Now, units are on the rise in every state and territory. This chart here follows the share of building approvals that are detached houses, rather than units. Since 2010 there been a clear shift towards units in every state.
And NSW broke through the 50:50 mark in 2011. Remember that’s all of NSW so in Sydney itself it’s probably much higher.
In QLD and Victoria, units currently make up about 45% of new approvals, but it wouldn’t surprise me if we were well past 50% in the capitals.
So this is the new reality. High-rises are on the rise. And from here on, you’d have to think that the balance of Australian housing is only going to tip further towards units.
By international standards, our cities aren’t that ‘dense’. Most major cities pack more people in to much smaller areas.
So there’s plenty of upside.
But is it because we ‘love’ apartment living?
Our new found love affair with inner-city living was a narrative that emerged in the late nineties and early naughties. We were all ‘Sex in the City’ wannabes.
And there was some sort of cultural shift. For sure there was. There was a generation of couples that just decided to push child-rearing back 10 years. Spent a bit longer building a refined appreciation of coffee and live music. Spent a bit longer working on their career/social life/beard.
There was a worrying drop in fertility rates around this point. People freaked out. The government brought in the baby-bonus. Peter Costello urged us to take one for team Australia.
But it turns out that all that worry was unnecessary. Turns out that the kids were just taking the single-life boat out a little longer than their parents. They hadn’t decided to not have kids, only to have kids a little later.

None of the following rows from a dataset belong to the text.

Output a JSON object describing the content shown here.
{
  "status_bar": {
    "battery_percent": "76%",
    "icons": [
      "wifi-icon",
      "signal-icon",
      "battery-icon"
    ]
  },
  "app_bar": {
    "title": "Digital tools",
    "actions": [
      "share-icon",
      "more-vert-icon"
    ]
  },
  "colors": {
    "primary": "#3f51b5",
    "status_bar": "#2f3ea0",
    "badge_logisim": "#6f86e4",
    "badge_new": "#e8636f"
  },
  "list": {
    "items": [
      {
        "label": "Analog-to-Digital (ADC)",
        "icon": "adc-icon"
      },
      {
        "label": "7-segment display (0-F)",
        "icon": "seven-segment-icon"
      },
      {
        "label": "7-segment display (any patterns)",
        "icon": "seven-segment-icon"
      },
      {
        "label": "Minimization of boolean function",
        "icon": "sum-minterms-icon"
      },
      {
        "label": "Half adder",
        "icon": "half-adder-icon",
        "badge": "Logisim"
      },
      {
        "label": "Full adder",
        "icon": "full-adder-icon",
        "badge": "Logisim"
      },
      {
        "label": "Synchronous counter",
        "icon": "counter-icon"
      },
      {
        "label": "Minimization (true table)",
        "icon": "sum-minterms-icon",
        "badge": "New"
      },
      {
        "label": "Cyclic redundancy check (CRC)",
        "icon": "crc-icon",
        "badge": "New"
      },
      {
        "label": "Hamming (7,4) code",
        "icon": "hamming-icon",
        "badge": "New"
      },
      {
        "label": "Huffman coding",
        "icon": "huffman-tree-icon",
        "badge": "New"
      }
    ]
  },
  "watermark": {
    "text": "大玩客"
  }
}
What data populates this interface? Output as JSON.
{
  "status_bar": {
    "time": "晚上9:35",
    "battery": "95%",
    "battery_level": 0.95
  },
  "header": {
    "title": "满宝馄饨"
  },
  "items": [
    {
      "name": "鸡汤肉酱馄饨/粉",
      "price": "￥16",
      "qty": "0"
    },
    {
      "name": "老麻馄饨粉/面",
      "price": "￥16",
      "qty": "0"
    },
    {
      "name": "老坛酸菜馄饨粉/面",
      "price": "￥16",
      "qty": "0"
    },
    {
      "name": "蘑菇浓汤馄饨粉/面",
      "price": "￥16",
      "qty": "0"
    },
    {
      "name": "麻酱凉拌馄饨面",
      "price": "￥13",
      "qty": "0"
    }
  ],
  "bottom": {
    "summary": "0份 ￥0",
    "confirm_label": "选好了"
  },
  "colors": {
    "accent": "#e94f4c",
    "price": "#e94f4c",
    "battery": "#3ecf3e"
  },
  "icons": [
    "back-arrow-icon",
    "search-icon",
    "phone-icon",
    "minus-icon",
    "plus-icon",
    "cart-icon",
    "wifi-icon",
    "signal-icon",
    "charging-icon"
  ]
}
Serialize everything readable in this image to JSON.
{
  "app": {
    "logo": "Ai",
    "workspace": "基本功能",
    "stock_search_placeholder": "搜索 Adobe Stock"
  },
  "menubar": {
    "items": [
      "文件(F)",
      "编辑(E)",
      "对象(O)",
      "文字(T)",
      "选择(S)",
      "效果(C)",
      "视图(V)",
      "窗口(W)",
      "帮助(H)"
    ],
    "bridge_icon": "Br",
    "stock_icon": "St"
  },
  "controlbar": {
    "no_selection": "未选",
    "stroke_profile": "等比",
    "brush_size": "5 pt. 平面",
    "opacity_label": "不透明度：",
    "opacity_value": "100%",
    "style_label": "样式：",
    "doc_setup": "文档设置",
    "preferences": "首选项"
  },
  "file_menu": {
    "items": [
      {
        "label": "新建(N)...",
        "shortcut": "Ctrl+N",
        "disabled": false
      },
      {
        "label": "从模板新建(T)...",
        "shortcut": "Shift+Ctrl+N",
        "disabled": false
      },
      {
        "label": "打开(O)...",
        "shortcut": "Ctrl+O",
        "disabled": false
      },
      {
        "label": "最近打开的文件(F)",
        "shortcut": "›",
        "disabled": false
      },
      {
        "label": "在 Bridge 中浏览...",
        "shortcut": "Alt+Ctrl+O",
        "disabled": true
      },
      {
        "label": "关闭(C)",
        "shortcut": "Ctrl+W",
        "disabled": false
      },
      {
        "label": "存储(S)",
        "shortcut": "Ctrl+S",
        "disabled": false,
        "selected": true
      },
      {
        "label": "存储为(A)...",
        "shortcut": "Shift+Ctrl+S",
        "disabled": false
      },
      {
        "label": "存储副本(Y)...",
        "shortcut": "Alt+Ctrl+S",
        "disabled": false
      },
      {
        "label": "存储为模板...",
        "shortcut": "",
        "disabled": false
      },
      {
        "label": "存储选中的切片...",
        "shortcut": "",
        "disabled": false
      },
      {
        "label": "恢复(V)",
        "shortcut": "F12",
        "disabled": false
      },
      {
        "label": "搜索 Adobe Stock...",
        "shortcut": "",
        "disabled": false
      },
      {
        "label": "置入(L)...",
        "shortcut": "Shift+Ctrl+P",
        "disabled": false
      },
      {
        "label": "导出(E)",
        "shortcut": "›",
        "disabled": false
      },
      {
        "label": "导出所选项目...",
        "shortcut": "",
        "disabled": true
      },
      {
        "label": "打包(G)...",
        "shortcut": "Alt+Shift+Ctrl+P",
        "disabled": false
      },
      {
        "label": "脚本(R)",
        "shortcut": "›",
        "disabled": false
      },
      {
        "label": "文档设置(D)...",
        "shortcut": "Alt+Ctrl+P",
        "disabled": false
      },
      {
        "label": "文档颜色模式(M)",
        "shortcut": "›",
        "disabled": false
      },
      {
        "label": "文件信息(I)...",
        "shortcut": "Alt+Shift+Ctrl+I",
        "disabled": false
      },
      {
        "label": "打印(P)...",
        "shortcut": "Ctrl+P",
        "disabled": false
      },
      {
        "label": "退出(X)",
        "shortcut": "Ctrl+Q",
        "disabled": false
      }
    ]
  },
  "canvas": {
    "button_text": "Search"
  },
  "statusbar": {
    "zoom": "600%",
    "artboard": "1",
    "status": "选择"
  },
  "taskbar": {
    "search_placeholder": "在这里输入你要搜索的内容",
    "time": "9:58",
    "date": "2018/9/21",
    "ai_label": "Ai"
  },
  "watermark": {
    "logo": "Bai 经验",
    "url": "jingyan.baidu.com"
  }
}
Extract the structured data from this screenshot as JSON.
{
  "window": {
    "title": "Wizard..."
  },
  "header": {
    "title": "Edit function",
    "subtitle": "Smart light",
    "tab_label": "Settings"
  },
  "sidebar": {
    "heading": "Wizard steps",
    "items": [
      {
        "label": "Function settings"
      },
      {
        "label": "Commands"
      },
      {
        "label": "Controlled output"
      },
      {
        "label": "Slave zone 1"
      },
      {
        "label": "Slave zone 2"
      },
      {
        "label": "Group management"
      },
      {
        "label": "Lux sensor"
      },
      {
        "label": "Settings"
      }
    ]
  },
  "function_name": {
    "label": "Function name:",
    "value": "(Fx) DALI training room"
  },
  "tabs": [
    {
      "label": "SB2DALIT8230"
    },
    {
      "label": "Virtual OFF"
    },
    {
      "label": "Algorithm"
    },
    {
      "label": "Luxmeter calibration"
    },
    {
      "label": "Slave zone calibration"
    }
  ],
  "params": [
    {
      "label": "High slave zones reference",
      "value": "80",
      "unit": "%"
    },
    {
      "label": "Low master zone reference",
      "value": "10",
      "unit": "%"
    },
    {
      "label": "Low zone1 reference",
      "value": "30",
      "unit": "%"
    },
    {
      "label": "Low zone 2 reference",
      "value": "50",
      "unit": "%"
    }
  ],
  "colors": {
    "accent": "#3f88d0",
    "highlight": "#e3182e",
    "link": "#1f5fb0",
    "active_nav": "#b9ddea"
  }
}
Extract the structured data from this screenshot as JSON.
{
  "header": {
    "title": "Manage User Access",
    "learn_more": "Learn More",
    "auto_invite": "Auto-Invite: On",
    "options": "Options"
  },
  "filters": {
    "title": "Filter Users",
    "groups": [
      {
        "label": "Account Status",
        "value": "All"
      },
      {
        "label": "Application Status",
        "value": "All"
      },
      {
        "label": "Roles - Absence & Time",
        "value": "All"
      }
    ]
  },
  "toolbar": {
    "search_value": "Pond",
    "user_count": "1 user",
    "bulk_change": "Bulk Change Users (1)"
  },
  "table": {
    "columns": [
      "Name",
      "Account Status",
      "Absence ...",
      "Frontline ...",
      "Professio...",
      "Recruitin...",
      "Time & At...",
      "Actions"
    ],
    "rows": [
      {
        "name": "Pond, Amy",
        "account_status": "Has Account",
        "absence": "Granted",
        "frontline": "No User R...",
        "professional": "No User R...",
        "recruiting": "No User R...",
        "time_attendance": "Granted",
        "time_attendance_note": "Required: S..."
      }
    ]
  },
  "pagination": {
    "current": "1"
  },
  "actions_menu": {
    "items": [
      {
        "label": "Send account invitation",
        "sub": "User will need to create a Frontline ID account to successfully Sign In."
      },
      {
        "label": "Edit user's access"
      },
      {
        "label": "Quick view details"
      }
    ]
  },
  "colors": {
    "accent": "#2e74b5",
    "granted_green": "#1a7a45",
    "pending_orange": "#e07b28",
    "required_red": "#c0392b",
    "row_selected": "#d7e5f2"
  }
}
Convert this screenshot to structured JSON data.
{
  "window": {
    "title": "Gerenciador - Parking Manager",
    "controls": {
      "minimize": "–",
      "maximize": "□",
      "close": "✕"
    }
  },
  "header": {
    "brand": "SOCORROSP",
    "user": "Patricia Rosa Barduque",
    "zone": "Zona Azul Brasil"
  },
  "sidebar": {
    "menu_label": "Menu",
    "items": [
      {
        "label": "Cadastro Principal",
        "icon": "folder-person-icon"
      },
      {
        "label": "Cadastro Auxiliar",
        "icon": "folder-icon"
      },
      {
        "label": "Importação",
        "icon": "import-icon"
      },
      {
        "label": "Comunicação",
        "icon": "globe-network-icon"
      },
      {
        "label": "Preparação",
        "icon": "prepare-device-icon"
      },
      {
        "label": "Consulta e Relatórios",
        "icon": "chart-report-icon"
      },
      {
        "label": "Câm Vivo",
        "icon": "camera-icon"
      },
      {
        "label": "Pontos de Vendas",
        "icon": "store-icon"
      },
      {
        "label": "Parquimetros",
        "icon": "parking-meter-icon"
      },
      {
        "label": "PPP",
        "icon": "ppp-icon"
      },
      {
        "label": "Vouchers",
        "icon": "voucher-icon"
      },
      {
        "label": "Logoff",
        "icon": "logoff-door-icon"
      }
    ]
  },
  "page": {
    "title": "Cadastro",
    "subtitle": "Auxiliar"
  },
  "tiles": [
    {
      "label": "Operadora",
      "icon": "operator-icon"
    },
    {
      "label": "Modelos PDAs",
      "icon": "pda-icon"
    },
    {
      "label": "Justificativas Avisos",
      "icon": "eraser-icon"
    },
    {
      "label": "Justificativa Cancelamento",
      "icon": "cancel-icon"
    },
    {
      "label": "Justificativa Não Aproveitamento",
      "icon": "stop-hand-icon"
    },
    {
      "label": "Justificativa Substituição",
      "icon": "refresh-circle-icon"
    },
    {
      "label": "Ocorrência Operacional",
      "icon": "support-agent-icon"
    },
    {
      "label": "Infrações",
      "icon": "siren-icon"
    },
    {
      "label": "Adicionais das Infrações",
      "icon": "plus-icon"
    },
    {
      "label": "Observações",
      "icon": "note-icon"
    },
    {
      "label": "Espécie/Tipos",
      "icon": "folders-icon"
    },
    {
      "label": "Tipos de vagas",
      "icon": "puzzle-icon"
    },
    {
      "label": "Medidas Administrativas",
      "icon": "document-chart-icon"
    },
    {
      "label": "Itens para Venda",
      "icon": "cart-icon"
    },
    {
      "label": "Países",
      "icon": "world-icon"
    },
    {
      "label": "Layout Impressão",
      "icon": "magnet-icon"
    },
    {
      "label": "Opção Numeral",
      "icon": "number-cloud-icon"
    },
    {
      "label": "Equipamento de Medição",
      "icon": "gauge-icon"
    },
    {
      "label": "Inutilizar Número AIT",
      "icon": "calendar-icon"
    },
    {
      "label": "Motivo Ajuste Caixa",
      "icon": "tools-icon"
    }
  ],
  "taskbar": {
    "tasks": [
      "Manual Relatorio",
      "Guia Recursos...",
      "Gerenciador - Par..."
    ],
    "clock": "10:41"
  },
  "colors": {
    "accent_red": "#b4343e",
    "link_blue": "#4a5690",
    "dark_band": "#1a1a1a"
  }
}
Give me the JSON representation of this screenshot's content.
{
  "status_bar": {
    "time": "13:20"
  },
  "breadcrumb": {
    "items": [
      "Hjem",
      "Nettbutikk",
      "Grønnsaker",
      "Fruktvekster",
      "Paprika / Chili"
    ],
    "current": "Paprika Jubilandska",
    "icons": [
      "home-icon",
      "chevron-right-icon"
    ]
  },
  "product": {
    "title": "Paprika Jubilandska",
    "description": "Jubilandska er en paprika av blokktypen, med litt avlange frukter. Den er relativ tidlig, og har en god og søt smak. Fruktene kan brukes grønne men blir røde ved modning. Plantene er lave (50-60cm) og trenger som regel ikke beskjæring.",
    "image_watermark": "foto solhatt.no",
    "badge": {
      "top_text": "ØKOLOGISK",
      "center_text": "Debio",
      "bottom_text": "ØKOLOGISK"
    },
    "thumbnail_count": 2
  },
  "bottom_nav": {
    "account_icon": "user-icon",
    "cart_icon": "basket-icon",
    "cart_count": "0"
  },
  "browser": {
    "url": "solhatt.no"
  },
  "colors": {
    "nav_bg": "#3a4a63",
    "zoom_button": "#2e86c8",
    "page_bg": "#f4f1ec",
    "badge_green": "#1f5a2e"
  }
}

Fertility rates bounced back.
But the return in fertility rates didn’t unwind the narrative that we loved our inner cities.
But for me that didn’t add up. If the generalisation used to be that you moved out to the suburbs to raise children (where there is actually room for them to swing a cat/cricket bat), why had that changed?
(A friend of mine is a stay at home mum, with two kids under 4. She says her fourth floor apartment feels like a small prison sometimes. Or was it insane asylum?)
My theory is that it’s not about lifestyle. It’s all about economics.
Constipated land release programs have made land on the fringes very expensive. Take Sydney for example. The average price for a new residential lot increased by 20% in 2014 – more than the average house.
New lots now cost $390,000 on average. Add a basic house and your easily within striking distance of $600,000.
But that’s just the dollar cost. Fringe land in Sydney can be a long, long way out. So there can potentially be a huge opportunity cost associated with living a long way away from the city or the places you work.
If you’re adding 2+ hours everyday in commuting, that’s 10+ hours a week – that’s a full work day lost to travel.
Suddenly giving up a yard and living in the city seems a lot more attractive.
So I think this is what’s driving the trend towards apartment living. It’s not that we love apartments. We just love where they are and how much they cost.
And until we decentralise work, and drive employment centres further away from the CBD, this isn’t going to change.
The age of apartments has only begun.